The two competing objectives might be called “maximize equity” and “maximize effectiveness,” the first corresponding to allocation based on population and the second based on number of infections averted. One may visualize the two competing objectives using an old-fashioned fire bucket brigade set-up using buckets of water to fight ongoing fires in a number of contiguous neighborhood houses.
In the “effectiveness” approach, one seeks to apply the delivered water to burning houses in order to minimize the expected fire damage to the entire neighborhood. Each bucket of water, when delivered to the zone of the fires, is applied to that fire or fires so as to have the most beneficial effect in terms of minimizing the damage.

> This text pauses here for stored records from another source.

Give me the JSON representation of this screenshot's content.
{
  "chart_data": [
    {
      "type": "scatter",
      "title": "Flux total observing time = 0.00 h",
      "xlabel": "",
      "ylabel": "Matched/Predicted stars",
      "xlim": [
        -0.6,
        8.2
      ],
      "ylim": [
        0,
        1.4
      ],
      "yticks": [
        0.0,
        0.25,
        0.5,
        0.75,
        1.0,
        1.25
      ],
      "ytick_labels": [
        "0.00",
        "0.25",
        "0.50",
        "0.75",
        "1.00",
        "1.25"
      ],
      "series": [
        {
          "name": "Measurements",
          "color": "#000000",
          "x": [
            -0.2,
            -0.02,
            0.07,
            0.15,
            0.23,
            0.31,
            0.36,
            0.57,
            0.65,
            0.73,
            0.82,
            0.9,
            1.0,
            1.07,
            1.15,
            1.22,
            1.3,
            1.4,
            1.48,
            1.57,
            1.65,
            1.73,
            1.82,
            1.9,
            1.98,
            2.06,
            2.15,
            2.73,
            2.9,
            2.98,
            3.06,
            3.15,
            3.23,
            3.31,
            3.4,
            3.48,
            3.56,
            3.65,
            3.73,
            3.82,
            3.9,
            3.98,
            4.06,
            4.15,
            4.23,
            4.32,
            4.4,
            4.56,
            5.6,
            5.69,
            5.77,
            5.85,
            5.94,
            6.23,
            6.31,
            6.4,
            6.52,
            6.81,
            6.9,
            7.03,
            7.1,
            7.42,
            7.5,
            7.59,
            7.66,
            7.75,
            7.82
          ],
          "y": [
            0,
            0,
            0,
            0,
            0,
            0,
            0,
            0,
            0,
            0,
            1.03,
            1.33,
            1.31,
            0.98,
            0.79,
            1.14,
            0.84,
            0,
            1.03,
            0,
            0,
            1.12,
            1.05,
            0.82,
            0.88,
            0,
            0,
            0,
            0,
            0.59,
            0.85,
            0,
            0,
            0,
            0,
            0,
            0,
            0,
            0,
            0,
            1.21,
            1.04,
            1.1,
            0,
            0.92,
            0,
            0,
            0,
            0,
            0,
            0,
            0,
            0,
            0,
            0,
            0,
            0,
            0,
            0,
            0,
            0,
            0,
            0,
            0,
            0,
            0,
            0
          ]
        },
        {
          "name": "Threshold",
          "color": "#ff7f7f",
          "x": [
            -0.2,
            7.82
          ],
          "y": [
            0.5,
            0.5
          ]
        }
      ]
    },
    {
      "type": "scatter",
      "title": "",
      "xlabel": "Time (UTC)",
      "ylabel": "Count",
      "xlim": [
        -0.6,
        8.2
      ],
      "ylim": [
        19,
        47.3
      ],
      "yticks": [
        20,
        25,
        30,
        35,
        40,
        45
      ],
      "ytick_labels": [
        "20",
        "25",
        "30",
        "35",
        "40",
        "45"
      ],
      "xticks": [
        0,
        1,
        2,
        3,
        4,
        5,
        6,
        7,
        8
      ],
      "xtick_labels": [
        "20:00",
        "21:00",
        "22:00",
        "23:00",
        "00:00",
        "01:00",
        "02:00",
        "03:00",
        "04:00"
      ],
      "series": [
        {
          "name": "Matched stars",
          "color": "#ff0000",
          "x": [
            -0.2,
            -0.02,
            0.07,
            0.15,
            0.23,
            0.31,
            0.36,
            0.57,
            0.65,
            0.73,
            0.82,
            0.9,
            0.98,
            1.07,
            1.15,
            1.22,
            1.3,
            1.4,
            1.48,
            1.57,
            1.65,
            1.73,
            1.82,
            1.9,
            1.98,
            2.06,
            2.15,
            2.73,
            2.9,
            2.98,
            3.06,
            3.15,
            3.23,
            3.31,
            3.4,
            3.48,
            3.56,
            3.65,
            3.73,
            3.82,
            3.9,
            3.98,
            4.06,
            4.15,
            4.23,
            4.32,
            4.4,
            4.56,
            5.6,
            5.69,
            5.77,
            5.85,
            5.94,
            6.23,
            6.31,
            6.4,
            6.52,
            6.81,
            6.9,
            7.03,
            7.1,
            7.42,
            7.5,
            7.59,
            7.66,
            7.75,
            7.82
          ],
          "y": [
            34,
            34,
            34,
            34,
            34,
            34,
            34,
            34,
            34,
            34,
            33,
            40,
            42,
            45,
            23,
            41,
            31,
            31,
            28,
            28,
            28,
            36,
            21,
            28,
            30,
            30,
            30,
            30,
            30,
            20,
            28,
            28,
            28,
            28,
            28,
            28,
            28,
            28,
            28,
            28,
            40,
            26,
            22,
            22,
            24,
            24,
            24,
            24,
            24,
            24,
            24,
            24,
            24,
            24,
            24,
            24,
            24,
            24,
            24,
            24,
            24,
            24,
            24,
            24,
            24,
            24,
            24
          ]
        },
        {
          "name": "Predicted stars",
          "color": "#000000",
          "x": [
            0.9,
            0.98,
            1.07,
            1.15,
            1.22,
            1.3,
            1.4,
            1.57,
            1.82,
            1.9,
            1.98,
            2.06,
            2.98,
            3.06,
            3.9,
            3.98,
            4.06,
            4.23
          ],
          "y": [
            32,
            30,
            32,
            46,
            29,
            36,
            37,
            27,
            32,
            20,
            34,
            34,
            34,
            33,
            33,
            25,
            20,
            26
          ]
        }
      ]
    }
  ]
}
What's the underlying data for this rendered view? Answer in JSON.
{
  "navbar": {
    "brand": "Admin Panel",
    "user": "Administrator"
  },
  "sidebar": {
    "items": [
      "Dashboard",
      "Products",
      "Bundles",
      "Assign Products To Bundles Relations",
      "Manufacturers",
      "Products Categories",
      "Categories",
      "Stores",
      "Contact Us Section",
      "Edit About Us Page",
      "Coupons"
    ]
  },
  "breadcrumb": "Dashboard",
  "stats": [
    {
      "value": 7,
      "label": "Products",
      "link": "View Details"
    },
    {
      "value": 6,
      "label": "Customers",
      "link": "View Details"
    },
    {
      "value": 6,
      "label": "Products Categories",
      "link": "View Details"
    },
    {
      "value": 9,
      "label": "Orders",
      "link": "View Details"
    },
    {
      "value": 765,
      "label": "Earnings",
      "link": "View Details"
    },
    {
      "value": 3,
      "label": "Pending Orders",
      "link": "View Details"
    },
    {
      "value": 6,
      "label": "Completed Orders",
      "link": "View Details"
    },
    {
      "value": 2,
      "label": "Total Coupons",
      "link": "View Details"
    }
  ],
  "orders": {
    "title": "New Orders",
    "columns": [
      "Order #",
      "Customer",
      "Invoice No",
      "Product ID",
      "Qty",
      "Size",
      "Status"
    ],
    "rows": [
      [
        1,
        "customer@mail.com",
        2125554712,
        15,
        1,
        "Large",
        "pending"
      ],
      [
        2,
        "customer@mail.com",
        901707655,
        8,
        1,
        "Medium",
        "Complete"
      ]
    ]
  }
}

In the “equity” approach, water is deployed according to house size. That is, buckets of water are administered to houses in direct proportion house size only and independent of the status of the fire in each house — even if the fire had already been extinguished.
The savings to be achieved by the proposed new “effectiveness” method depend strongly on the timing of vaccine shipments. If, for example, 100 million vaccine doses arrive before any flu waves start, then the allocate-by-population method should work. If, however, the vaccines arrive after all the flu waves have run their course, then no allocation method would be successful.
The newly derived method is most advantageous when the vaccine shipments start to appear after the flu waves have started. With present flu vaccine manufacturing techniques in the U.S., any new (“novel”) infectious virus usually requires six to twelve months from identification and isolation of the virus until an immunization vaccine becomes available. Thus, it is likely — as in 2009 with the H1N1 swine flu pandemic — that vaccine shipments will start to occur only after the flu waves have started.